Seth Morrison: Professional Skier

Seth Morrison: Professional Skier

I was doing the Crested Butte Extremes and Shane had just broken his ass, so he was just hanging out. Earlier in that season, around Thanksgiving, he aired the cliffs under Chair 4 at Vail. He hip-checked onto a stump and broke his pelvis. But Shane was there to check out the contest, and he was like, “Oh man, this is cool. There aren’t all these rules like being confined to this strip or having to go down this gated course.” Shortly after that he started competing. He did well and then created the IFSA.

After the first year he competed in Crested Butte, we went out filming with Matchstick out in the Irwin Lodge area. We just sessioned this one little zone and Shane tried to do a double backflip off this pinner cliff. He plugged in pretty hard, and he was going back up to do it again. We were pretty far out there and I told him, “I wouldn’t try to do that again ‘cause you almost broke your neck.” He came flying off the same cliff, but this time he was completely naked, and he did this huge spread eagle. None of us knew he was doing that because you couldn’t see him behind the take off and we didn’t have radios or anything like that back then. All of the sudden he just came flying off, naked.

He showed people that you’re out there to have fun; it’s not about being serious. What we’re doing is serious, but he looked at it in a different light than a lot of other people do.

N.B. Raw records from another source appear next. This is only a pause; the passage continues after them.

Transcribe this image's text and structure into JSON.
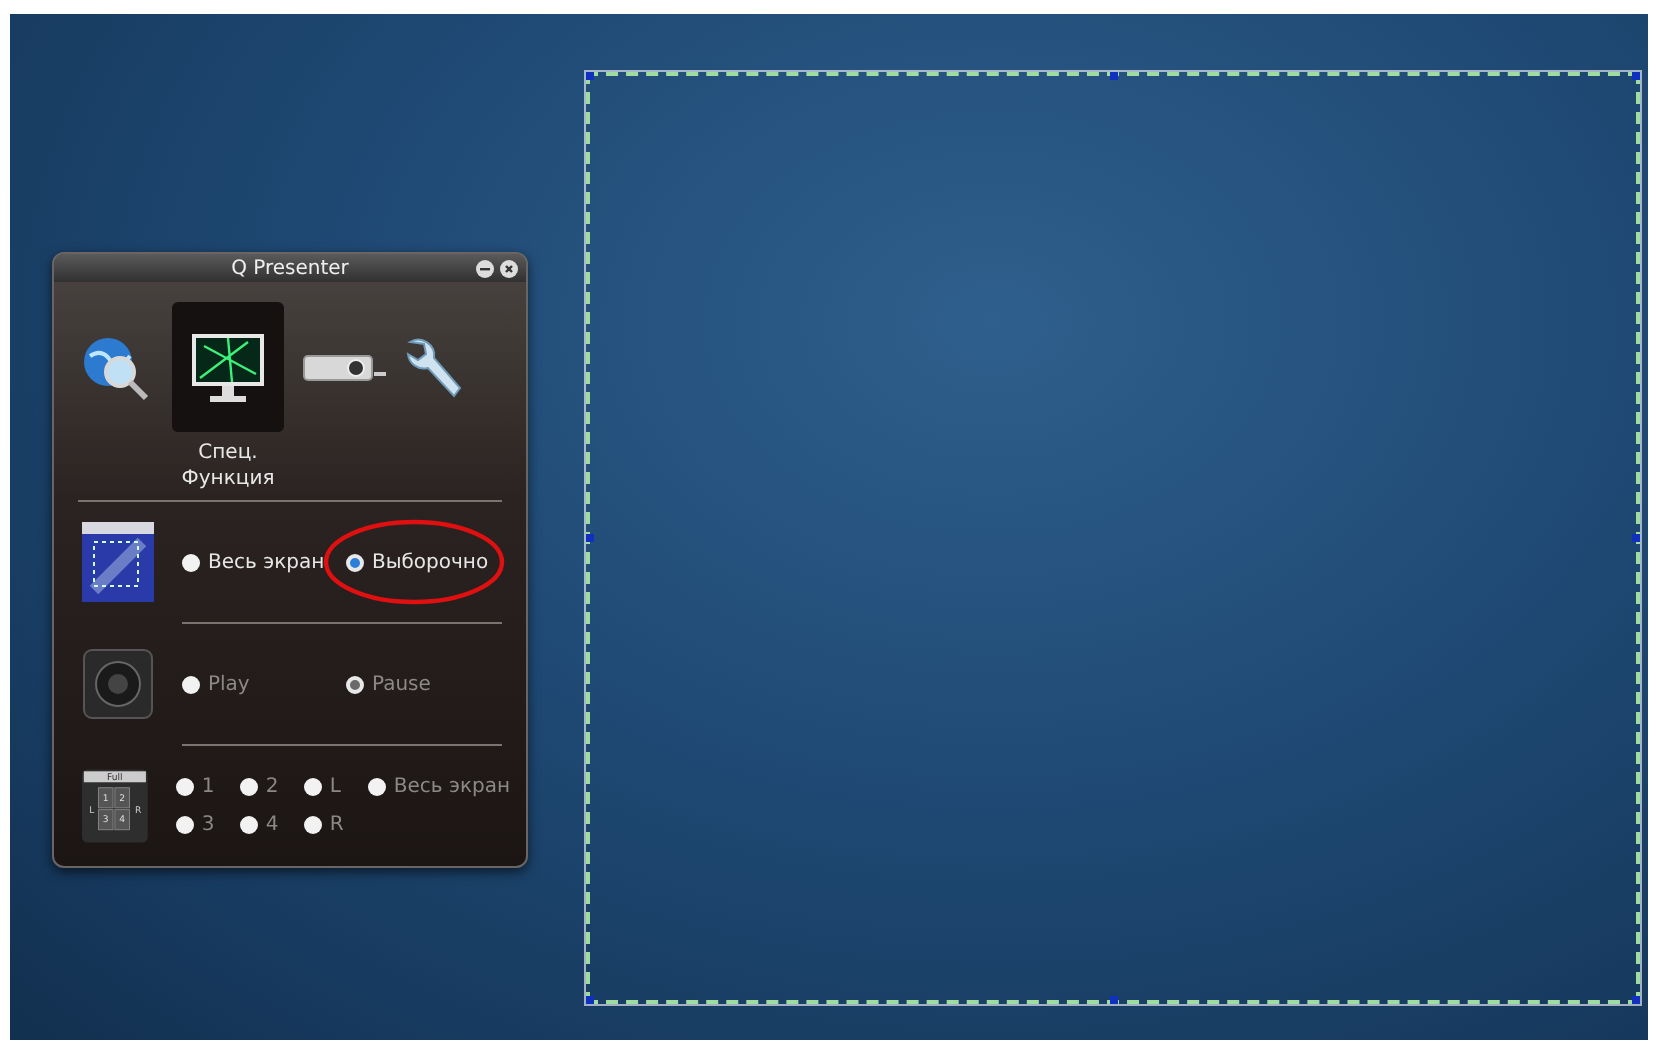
{
  "window": {
    "title": "Q Presenter"
  },
  "toolbar": [
    {
      "kind": "search",
      "selected": false
    },
    {
      "kind": "display",
      "selected": true,
      "label": "Спец. Функция"
    },
    {
      "kind": "projector",
      "selected": false
    },
    {
      "kind": "settings",
      "selected": false
    }
  ],
  "sections": [
    {
      "kind": "capture",
      "options": [
        {
          "label": "Весь экран",
          "selected": false,
          "disabled": false,
          "circled": false
        },
        {
          "label": "Выборочно",
          "selected": true,
          "disabled": false,
          "circled": true
        }
      ]
    },
    {
      "kind": "playback",
      "options": [
        {
          "label": "Play",
          "selected": false,
          "disabled": true,
          "circled": false
        },
        {
          "label": "Pause",
          "selected": true,
          "disabled": true,
          "circled": false
        }
      ]
    },
    {
      "kind": "layout",
      "icon_labels": {
        "top": "Full",
        "cells": [
          "1",
          "2",
          "3",
          "4"
        ],
        "left": "L",
        "right": "R"
      },
      "options": [
        {
          "label": "1",
          "selected": false,
          "disabled": true,
          "circled": false
        },
        {
          "label": "2",
          "selected": false,
          "disabled": true,
          "circled": false
        },
        {
          "label": "L",
          "selected": false,
          "disabled": true,
          "circled": false
        },
        {
          "label": "Весь экран",
          "selected": false,
          "disabled": true,
          "circled": false
        },
        {
          "label": "3",
          "selected": false,
          "disabled": true,
          "circled": false
        },
        {
          "label": "4",
          "selected": false,
          "disabled": true,
          "circled": false
        },
        {
          "label": "R",
          "selected": false,
          "disabled": true,
          "circled": false
        }
      ]
    }
  ]
}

The way I looked at JT Holmes and him is sort of those Looney Toons cartoons where the big dog is walking along and there’s the little dog saying, “What are you going to do now?” JT was the little dog and Shane was the big dog. There’s not much to do when you have down time, and these guys started doing all kinds of crazy stuff. In Bella Coola one time, Shane and JT rented dry suits and went swimming in the river behind the lodge. They decided they were going to swim under the ice from one patch of running water to the next. They were constantly trying to get some sort of adrenaline buzz, doing whatever. It was never-ending.


When friends pass away doing things like this, it definitely makes you think about what you’re doing at that moment. It affects your decision-making process. I’m glad my ski season ended when it did. It affects you, man. It takes you a while to get past that. It fucks with your head and it keeps you from trying things you want to do.

Volant gave Shane all the Spatulas, maybe 300-400 pairs of them, when Volant was becoming a boutique brand. And he was selling them all because he didn’t have a contract with the many more. I called him up and I wanted to get a pair for me and a buddy ‘cause there was nothing like that around, just to try it out and try to convince K2 to do something like that.

Without Shane being in there at K2, we would never have had any of these rockered skis. He was constantly on them about it. He was like, “You gotta try these.” So he brought four or five pairs of Spatulas with rental tracks on them to a sales meeting, and made all these guys who normally do ski testing get on them. It was a powder day, and they got the true experience. They weren’t 100-percent sold, but they were sold enough that it is what it is today.